Mix the noodles, kale, soy dressing and edamame together to make the base of the bowl.

Place the noodles and kale salad in the bottom off the bowl, ready to garnish with the rest of the ingredients.

Place the hummus right in the centre, as it will act as part of the dressing for the bowl.

Place the sweet potato and the avocado in the bowl first, in whatever placing you desire.

Garnish the bowl with the sesame seeds, crispy chickpeas and green onion.

Protein and carbs in one delicious bowl. (Dennis Peckham)

Marinated steak with soba noodle salad

  • 5 oz Angus top sirloin steak
  • 1/2 cup soba noodles
  • 4 tbsp steak marinade (see recipe below)
  • 15 g shredded white cabbage
  • 15 g shredded red cabbage
  • 15 g julienne carrot
  • 15 g julienne red onion
  • 10 g minced green onion
  • 5 g minced and toasted cashews
  • 15 g julienne snap peas

Marinate steak for at least 24 hours in a resealable plastic bag, refrigerated, with 2 tbsp of the steak marinade.

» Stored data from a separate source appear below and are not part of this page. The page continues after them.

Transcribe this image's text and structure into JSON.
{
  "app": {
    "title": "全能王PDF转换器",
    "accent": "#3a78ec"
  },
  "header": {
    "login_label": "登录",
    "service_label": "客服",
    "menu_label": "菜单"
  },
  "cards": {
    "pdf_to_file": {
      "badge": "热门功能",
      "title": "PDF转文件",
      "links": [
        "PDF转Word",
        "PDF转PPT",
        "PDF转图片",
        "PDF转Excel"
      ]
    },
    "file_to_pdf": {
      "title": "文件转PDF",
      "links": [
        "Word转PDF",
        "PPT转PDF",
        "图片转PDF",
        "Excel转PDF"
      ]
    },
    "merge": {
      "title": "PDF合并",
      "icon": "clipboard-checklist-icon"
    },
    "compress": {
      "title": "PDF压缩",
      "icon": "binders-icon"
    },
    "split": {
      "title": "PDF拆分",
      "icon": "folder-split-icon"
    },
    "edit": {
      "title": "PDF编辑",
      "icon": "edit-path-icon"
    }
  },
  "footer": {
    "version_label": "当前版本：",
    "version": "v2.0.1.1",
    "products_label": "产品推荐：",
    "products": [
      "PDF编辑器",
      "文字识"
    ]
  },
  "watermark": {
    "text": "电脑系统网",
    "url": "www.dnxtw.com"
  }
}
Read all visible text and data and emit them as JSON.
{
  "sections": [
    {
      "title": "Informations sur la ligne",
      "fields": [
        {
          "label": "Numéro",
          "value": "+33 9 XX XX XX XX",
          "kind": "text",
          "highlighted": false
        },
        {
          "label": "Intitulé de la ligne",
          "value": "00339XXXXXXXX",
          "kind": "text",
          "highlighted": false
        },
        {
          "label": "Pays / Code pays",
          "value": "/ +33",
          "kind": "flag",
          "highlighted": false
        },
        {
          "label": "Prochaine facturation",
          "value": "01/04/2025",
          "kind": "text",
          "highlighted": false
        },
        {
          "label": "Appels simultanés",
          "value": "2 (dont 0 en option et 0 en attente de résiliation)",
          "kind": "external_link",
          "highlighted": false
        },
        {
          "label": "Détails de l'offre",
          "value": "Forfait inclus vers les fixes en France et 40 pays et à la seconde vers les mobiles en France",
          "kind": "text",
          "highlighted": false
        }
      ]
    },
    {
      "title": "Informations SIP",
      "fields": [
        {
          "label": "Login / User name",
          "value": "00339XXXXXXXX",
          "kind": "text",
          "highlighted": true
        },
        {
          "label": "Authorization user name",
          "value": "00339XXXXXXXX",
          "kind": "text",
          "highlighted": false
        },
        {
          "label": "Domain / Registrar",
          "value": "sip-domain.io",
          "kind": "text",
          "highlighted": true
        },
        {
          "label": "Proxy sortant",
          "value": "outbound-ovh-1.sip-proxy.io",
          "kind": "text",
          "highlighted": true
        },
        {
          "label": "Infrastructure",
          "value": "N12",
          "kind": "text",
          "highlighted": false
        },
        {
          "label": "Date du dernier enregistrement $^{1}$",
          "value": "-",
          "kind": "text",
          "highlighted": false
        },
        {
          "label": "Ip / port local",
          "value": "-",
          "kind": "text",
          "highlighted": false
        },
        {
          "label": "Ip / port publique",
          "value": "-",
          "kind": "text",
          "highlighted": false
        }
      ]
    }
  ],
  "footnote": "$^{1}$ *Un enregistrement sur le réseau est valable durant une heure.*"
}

Pat the steak dry and season with salt to taste and cook to desired temperature. Once the steak has finished cooking, set it aside to rest while you assemble the rest of the dish.

Mix the remaining ingredients, except the cashews and green onions, in a stainless steel bowl, seasoning with the remaining steak marinade.

Place the soba noodle salad in a bowl, and garnish with the green onions and cashews.

Slice the steak, place on top of the soba noodle salad and serve. You can chill in the fridge for up to 12 hours prior to serving (the dish is meant to be served cold).

Tip: feel free to subsitute the steak with another protein of choice, such as chicken or tofu.

Steak marinade

  • 3 tbsp soy sauce
  • 5 tbsp sesame oil 
  • 6 tbsp rice vinegar
  • 2 tbsp mirin
  • 4 tsp coconut sugar
  • 4 tsp minced ginger
  • 2 cloves minced garlic

Mix all ingredients together in an airtight container.

Shake vigorously for 20 to 30 seconds.

Keep in the fridge for up to two weeks.